Tijdens de overtocht met de boot , op een heel rustige
zee, worden we vergezeld door een school dolfijnen. Op de boot zijn ook 25
geboeide jonge Marokkanen, die door de
Spaanse politie naar Marokko worden teruggebracht, na een mislukte poging om
Spanje illegaal binnen te komen. Op 14 oktober arriveren we in Tarifa met uitzicht op Marokko dat aan de andere kant van de Straat van Gibraltar ligt. Hier blijven we een extra dag staan. In Algeciras kopen wij bij het officiële ticketkantoor een retourticket Ceuta voor 220 euro.
Voor ons verlopen de Marokkaanse grensformaliteiten
soepel, omdat we gebruik maken van de mannetjes die daar rondlopen om buitenlanders
snel de grens over te krijgen. En dan zijn we eindelijk in Marokko. Even drinkwater tanken en de was
doen op de verloederde camping Al Boustane in Martil, geld wisselen (10.85
dirham voor 1 euro) in het dorp en de spiegels van de MAN meer naar binnen
richten. Deze zijn namelijk vandaag al bijna 2 keer stukgereden.
We rijden verder naar Chefchaouen, het Andalusische
blauw-witte stadje in het Rif gebergte. Op de camping ontmoeten we een paar
Engelsen in landrovers. Verder erg weinig reizigers.

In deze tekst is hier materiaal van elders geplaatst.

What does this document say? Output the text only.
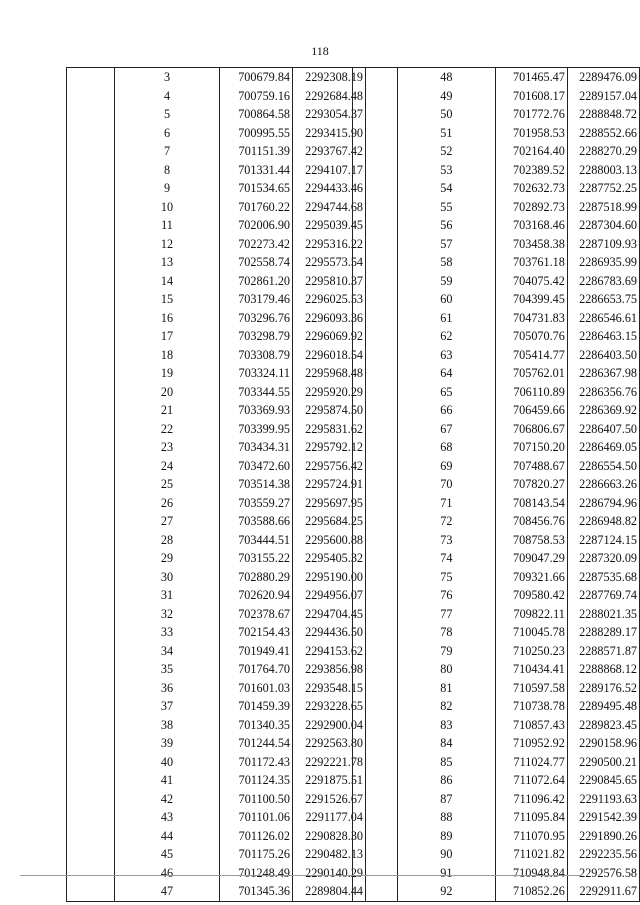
118
	3	700679.84	2292308.19
	4	700759.16	2292684.48
	5	700864.58	2293054.37
	6	700995.55	2293415.90
	7	701151.39	2293767.42
	8	701331.44	2294107.17
	9	701534.65	2294433.46
	10	701760.22	2294744.68
	11	702006.90	2295039.45
	12	702273.42	2295316.22
	13	702558.74	2295573.54
	14	702861.20	2295810.37
	15	703179.46	2296025.53
	16	703296.76	2296093.36
	17	703298.79	2296069.92
	18	703308.79	2296018.54
	19	703324.11	2295968.48
	20	703344.55	2295920.29
	21	703369.93	2295874.50
	22	703399.95	2295831.62
	23	703434.31	2295792.12
	24	703472.60	2295756.42
	25	703514.38	2295724.91
	26	703559.27	2295697.95
	27	703588.66	2295684.25
	28	703444.51	2295600.88
	29	703155.22	2295405.32
	30	702880.29	2295190.00
	31	702620.94	2294956.07
	32	702378.67	2294704.45
	33	702154.43	2294436.50
	34	701949.41	2294153.62
	35	701764.70	2293856.98
	36	701601.03	2293548.15
	37	701459.39	2293228.65
	38	701340.35	2292900.04
	39	701244.54	2292563.80
	40	701172.43	2292221.78
	41	701124.35	2291875.51
	42	701100.50	2291526.67
	43	701101.06	2291177.04
	44	701126.02	2290828.30
	45	701175.26	2290482.13
	46	701248.49	2290140.29
	47	701345.36	2289804.44
	48	701465.47	2289476.09
	49	701608.17	2289157.04
	50	701772.76	2288848.72
	51	701958.53	2288552.66
	52	702164.40	2288270.29
	53	702389.52	2288003.13
	54	702632.73	2287752.25
	55	702892.73	2287518.99
	56	703168.46	2287304.60
	57	703458.38	2287109.93
	58	703761.18	2286935.99
	59	704075.42	2286783.69
	60	704399.45	2286653.75
	61	704731.83	2286546.61
	62	705070.76	2286463.15
	63	705414.77	2286403.50
	64	705762.01	2286367.98
	65	706110.89	2286356.76
	66	706459.66	2286369.92
	67	706806.67	2286407.50
	68	707150.20	2286469.05
	69	707488.67	2286554.50
	70	707820.27	2286663.26
	71	708143.54	2286794.96
	72	708456.76	2286948.82
	73	708758.53	2287124.15
	74	709047.29	2287320.09
	75	709321.66	2287535.68
	76	709580.42	2287769.74
	77	709822.11	2288021.35
	78	710045.78	2288289.17
	79	710250.23	2288571.87
	80	710434.41	2288868.12
	81	710597.58	2289176.52
	82	710738.78	2289495.48
	83	710857.43	2289823.45
	84	710952.92	2290158.96
	85	711024.77	2290500.21
	86	711072.64	2290845.65
	87	711096.42	2291193.63
	88	711095.84	2291542.39
	89	711070.95	2291890.26
	90	711021.82	2292235.56
	91	710948.84	2292576.58
	92	710852.26	2292911.67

In plaats van de doorgaande weg naar Ouezzane, nemen we
een bergweg en komen vlak onder Ouezzane terecht bij het volgens de Marokkanen,
“kleine meer”. Mooi plekje waar we met Marokkanen praten over de verschillen
tussen Marokko en Europa en de houding van het Westen t.a.v. moslims (zij
begonnen hierover hoor) totdat de zon ondergaat en zij voor de 4e
keer die dag moeten bidden. Dit gebeurt op een kleedje achter onze truck. Snel
geven ze ons nog wat gedroogde vijgen. Onder Ouezzane kopen we 5 liter
Marokkaanse olijfolie (30 dirham per liter).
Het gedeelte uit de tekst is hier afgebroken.